From: Mel Gorman <mgorman@techsingularity.net>
To: Peter Zijlstra <peterz@infradead.org>
Cc: Mike Galbraith <efault@gmx.de>,
Matt Fleming <matt@codeblueprint.co.uk>,
LKML <linux-kernel@vger.kernel.org>,
Mel Gorman <mgorman@techsingularity.net>
Subject: [PATCH 4/4] sched/fair: Use a recently used CPU as an idle candidate and the basis for SIS
Date: Tue, 30 Jan 2018 10:45:55 +0000 [thread overview]
Message-ID: <20180130104555.4125-5-mgorman@techsingularity.net> (raw)
In-Reply-To: <20180130104555.4125-1-mgorman@techsingularity.net>
The select_idle_sibling (SIS) rewrite in commit 10e2f1acd010 ("sched/core:
Rewrite and improve select_idle_siblings()") replaced a domain iteration
with a search that broadly speaking does a wrapped walk of the scheduler
domain sharing a last-level-cache. While this had a number of improvements,
one consequence is that two tasks that share a waker/wakee relationship push
each other around a socket. Even though two tasks may be active, all cores
are evenly used. This is great from a search perspective and spreads a load
across individual cores but it has adverse consequences for cpufreq. As each
CPU has relatively low utilisation, cpufreq may decide the utilisation is
too low to used a higher P-state and overall computation throughput suffers.
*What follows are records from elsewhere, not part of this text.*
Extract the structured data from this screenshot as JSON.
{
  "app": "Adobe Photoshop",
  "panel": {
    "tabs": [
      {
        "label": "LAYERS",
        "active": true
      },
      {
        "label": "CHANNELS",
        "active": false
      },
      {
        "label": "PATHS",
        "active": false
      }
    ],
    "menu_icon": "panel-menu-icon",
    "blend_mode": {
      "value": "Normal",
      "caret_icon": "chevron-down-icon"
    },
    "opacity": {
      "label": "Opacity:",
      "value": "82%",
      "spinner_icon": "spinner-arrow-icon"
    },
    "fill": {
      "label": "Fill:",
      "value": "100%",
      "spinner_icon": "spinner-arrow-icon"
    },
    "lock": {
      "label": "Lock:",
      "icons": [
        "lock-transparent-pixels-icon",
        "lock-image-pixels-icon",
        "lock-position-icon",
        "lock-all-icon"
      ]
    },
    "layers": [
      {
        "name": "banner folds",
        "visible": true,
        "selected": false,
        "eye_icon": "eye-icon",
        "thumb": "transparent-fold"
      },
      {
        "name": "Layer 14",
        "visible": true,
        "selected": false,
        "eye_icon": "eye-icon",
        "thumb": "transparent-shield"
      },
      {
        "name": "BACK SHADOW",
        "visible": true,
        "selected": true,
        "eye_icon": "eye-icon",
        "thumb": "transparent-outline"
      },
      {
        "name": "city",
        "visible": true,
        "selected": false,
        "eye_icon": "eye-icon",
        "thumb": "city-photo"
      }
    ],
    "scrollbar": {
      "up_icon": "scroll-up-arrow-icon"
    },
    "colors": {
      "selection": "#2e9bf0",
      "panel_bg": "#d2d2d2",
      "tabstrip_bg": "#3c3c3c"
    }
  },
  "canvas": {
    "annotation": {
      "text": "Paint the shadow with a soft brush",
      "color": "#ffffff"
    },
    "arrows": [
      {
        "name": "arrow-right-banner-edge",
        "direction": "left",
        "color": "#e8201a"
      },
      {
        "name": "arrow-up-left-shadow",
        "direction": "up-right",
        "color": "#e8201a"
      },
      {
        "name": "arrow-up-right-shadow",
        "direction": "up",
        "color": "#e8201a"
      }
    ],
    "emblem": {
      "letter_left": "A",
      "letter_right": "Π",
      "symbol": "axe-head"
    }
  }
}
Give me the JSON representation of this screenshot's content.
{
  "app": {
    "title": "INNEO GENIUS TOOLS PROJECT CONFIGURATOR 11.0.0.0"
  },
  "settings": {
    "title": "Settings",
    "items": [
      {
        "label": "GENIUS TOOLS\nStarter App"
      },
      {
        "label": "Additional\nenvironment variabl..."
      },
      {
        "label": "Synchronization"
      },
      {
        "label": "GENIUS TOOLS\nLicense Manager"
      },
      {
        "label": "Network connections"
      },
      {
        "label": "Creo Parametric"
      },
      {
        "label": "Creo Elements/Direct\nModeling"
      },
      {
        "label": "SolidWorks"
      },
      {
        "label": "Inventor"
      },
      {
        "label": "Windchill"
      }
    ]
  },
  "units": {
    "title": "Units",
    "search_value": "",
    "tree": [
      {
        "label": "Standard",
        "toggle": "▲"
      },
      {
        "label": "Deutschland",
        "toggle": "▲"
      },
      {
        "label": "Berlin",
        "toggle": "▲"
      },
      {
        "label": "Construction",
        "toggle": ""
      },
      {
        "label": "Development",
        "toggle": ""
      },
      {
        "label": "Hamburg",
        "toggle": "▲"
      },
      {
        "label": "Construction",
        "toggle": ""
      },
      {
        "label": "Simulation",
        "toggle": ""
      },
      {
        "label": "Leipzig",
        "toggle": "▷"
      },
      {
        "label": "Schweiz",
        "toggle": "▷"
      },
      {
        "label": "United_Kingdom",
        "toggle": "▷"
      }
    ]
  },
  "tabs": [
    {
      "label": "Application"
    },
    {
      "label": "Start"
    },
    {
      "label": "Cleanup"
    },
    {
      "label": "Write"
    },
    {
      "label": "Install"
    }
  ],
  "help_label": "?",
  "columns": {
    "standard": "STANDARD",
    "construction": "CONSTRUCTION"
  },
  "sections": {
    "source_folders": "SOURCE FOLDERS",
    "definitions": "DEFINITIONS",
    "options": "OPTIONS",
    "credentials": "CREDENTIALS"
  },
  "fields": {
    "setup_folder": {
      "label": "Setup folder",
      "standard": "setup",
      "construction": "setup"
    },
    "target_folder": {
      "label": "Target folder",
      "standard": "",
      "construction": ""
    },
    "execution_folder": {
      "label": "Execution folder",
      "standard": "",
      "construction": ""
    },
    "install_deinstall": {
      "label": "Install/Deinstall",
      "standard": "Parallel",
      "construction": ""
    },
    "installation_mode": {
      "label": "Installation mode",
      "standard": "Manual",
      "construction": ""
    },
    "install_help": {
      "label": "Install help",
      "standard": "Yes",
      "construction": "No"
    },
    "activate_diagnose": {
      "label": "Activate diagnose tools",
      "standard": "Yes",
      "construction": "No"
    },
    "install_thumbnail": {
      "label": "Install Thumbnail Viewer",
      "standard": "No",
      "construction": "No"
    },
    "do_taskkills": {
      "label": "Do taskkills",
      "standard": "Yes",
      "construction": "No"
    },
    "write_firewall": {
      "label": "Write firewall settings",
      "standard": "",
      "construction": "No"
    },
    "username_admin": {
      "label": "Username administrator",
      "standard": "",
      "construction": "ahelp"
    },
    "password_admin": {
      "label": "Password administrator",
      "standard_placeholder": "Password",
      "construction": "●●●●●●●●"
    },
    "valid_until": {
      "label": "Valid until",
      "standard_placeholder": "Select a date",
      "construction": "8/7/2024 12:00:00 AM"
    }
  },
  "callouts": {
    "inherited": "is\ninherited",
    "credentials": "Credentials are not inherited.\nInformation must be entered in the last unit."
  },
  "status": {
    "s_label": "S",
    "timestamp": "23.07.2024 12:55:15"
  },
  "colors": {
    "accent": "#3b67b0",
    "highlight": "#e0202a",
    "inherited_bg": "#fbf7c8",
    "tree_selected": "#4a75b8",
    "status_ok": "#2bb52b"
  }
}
While individual cpufreq and cpuidle drivers may compensate by artifically
boosting P-state (at c0) or avoiding lower C-states (during idle), it does
not help if hardware-based cpufreq (e.g. HWP) is used.
This patch tracks a recently used CPU based on what CPU a task was running
on when it last was a waker a CPU it was recently using when a task is a
wakee. During SIS, the recently used CPU is used as a target if it's still
allowed by the task and is idle.
The benefit may be non-obvious so consider an example of two tasks
communicating back and forth. Task A may be an application doing IO where
task B is a kworker or kthread like journald. Task A may issue IO, wake
B and B wakes up A on completion. With the existing scheme this may look
like the following (potentially different IDs if SMT is in use but similar
principal applies).
A (cpu 0) wake B (wakes on cpu 1)
B (cpu 1) wake A (wakes on cpu 2)
A (cpu 2) wake B (wakes on cpu 3)
etc.
A careful reader may wonder why cpu 0 was not idle when B wakes A the
first time and it's simply due to the fact that A can be rescheduled to
another CPU and the pattern is that prev == target when B tries to wakeup
A and the information about CPU 0 has been lost.
With this patch, the pattern is more likely to be
A (cpu 0) wake B (wakes on cpu 1)
B (cpu 1) wake A (wakes on cpu 0)
A (cpu 0) wake B (wakes on cpu 1)
etc
i.e. two communicating casts are more likely to use just two cores instead
of all available cores sharing a LLC.
The most dramatic speedup was noticed on dbench using the XFS filesystem on
UMA as clients interact heavily with workqueues in that configuration. Note
that a similar speedup is not observed on ext4 as the wakeup pattern
is different
4.15.0-rc9 4.15.0-rc9
waprev-v1 biasancestor-v1
Hmean 1 287.54 ( 0.00%) 817.01 ( 184.14%)
Hmean 2 1268.12 ( 0.00%) 1781.24 ( 40.46%)
Hmean 4 1739.68 ( 0.00%) 1594.47 ( -8.35%)
Hmean 8 2464.12 ( 0.00%) 2479.56 ( 0.63%)
Hmean 64 1455.57 ( 0.00%) 1434.68 ( -1.44%)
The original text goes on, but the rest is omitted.